Resveratrol as Add-on Therapy in Subjects With Well-Controlled Type 2 Diabetes: A Randomized Controlled Trial

• Published in: Diabetes care Vol. 39; no. 12; pp. 2211 - 2217
• Main Authors: Timmers, Silvie, de Ligt, Marlies, Phielix, Esther, van de Weijer, Tineke, Hansen, Jan, Moonen-Kornips, Esther, Schaart, Gert, Kunz, Iris, Hesselink, Matthijs K.C., Schrauwen-Hinderling, Vera B., Schrauwen, Patrick
• Format: Journal Article
• Language: English
• Published: United States American Diabetes Association 01.12.2016
• Subjects: Adult; Aged; Blood Glucose - metabolism; Correlation analysis; Cross-Over Studies; Diabetes; Diabetes Mellitus, Type 2 - drug therapy; Diabetes Mellitus, Type 2 - metabolism; Double-Blind Method; Drug Therapy, Combination; Glucose Clamp Technique; Humans; Hypoglycemic Agents - administration & dosage; Hypoglycemic Agents - adverse effects; Insulin; Insulin - administration & dosage; Insulin - adverse effects; Insulin Resistance - physiology; Lipids; Male; Medical treatment; Metabolites; Metformin - administration & dosage; Metformin - adverse effects; Middle Aged; Resveratrol; Stilbenes - administration & dosage; Stilbenes - adverse effects; Stilbenes - metabolism; Stilbenes - pharmacokinetics
• ISSN: 0149-5992; 1935-5548; 1935-5548
• DOI: 10.2337/dc16-0499

To determine whether resveratrol supplementation can improve insulin sensitivity and promote overall metabolic health on top of standard diabetes care. Seventeen subjects with well-controlled type 2 diabetes (T2D) were treated with placebo and 150 mg/day resveratrol (resVida) in a randomized double-blind crossover study for 30 days. The main outcome measure was insulin sensitivity by the hyperinsulinemic-euglycemic clamp technique. Hepatic and peripheral insulin sensitivity were not affected by resveratrol treatment. Intrahepatic lipid content also remained unaffected by resveratrol; however, the change in intrahepatic lipid content correlated negatively with plasma resveratrol levels (R = -0.68, P = 0.03). Intramyocellular lipid content increased in type 2 muscle fibers (P = 0.03), and systolic blood pressure tended to decrease (P = 0.09) upon resveratrol treatment.

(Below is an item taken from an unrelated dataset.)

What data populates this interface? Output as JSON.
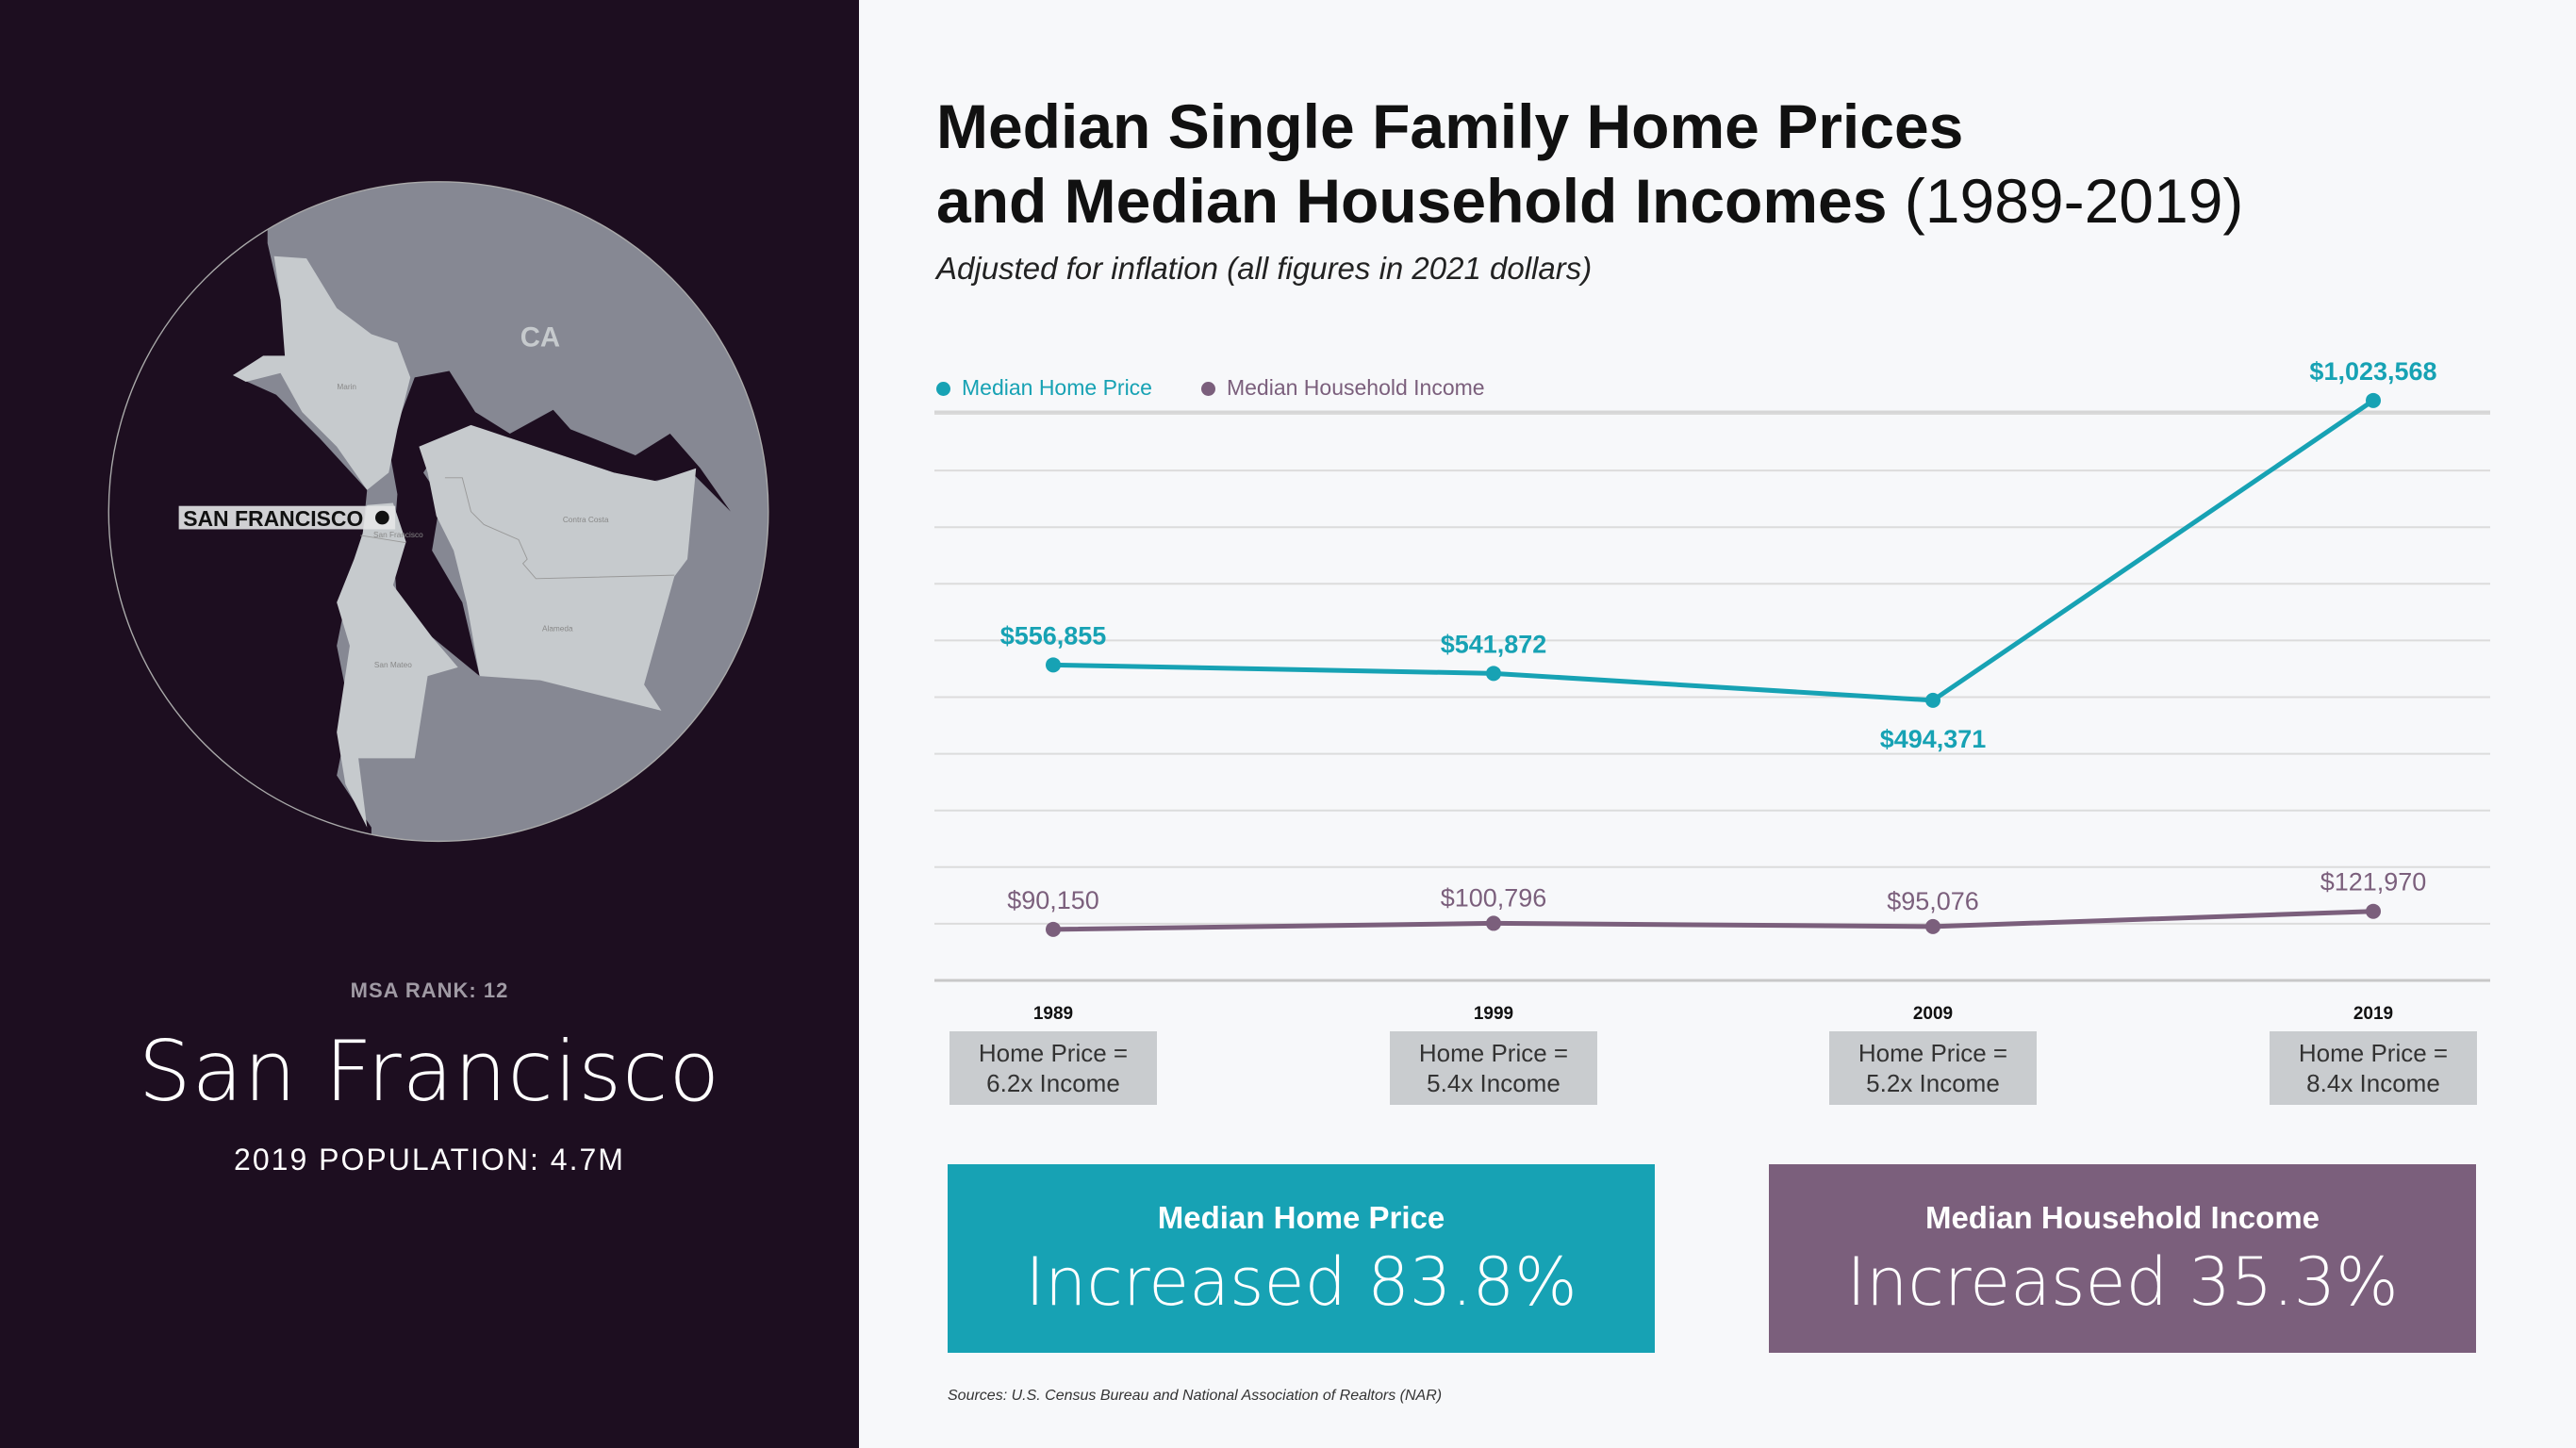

In addition, resveratrol significantly improved ex vivo mitochondrial function (state 3 and state U respiration upon malate with octanoyl-carnitine, P < 0.005). Intriguingly, a correlation was found between plasma levels of a metabolite of resveratrol (dihydroresveratrol) and the metformin dose used by the patients (R = 0.66, P = 0.005), suggesting an interaction between metformin and resveratrol. It could be speculated that the lack of a resveratrol-induced insulin-sensitizing effect is caused by this interaction. Resveratrol supplementation does not improve hepatic or peripheral insulin sensitivity. Our results question the generalized value of resveratrol as an add-on therapy in the treatment of T2D and emphasize the need to perform studies in drug-naive patients with T2D or subjects with prediabetes.